Provisional marriage figures for 2006 show that 23 out of 1,000 unmarried men were choosing to marry - down from 25 men per 1,000 the previous year.
The marriage rate for women fell from 22 to 21 per thousand for the period.
The number of marriages has been in decline. In 2006 there were 237,000 - the lowest annual number since 1895.
Jill Kirby, from the Centre for Policy Studies, the centre-right think tank, said: "It is obviously worrying that marriage rates have reached such a low ebb but it is not surprising in view of the lack of government policy encouraging marriage over the last 10 years."
She said the existing welfare system penalises against marriage.
"Marriage is in danger of being lost as the core institution of society. Research demonstrates how important marriage is to maintain the stability for children.

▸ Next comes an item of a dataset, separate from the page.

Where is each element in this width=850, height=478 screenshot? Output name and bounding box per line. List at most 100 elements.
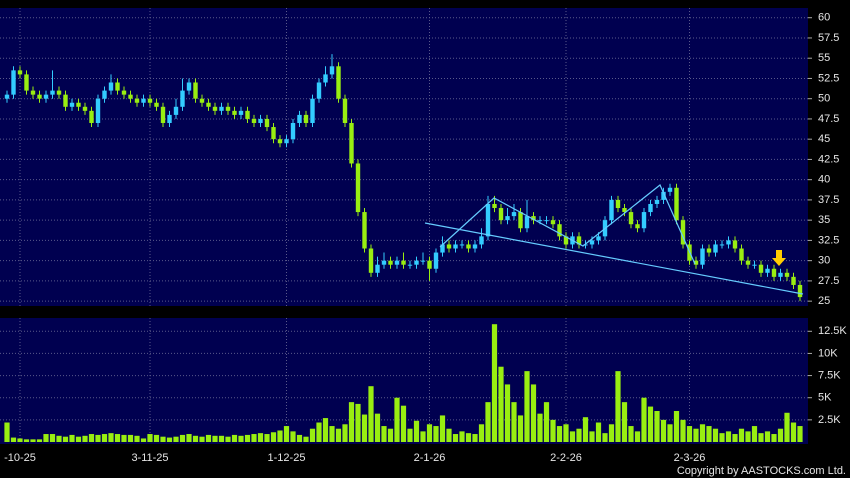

The break-up of cohabiting couples is much higher than married couples," she added.
The popularity of marriage ceremonies in approved places such as hotels and stately homes continued in 2006.
Just over 95,300 marriages took place in such premises, accounting for 40% of all marriages, up from just 5% in 1996.
But the statistics also showed that the number of civil marriage ceremonies fell 3% from 2005 - from 162,169 to 157,490.
Civil ceremonies represented 66% of all ceremonies in 2006, up from 65% in 2005. In 1990 this figure was 47%.
Religious ceremonies also declined, falling by 7% to 79,490 compared with 2005.
Since 1991 this figure has halved compared with a fall in the number of all marriages of 23% in the same period.
Religious ceremonies accounted for 34% of all marriages in 2006.
The number of church weddings has declined
A Church of England spokesman said the number of Church of England marriages have fallen against a background of increasing choice for couples as to where they can marry.
He said the Church of England has responded with a new Marriage Measure that will expand the choice of churches where each couple can enjoy their special day later this year.
"That said, there are a complex range of factors influencing the continued trend of couples delaying marriage or avoiding it altogether, not least the mistaken idea that cohabitation is a form of marriage," said the spokesman.
"Marriage affirms the goodness and rightness of love between a man and a woman, affirms this in the public sphere, beyond private arrangements, and is the best option for couples to grow together in mutual support," he said.
The new figures show that marriages that were the first for both parties in 2006 accounted for 61% of all marriages, while remarriages for both parties accounted for 18% - both figures about the same as in 2005.
There was also very little change in the average age at marriage between 2005 and 2006.
In 2006 the mean age for all marriages increased to 36.4 years for men - up from 36.2 in 2005, and 33.7 years for women (33.5 in 2005).
In 2006 the mean age at first marriage was 31.8 years for men and 29.7 years for women.
The number of ceremonies taking place in approved premises has continued to increase.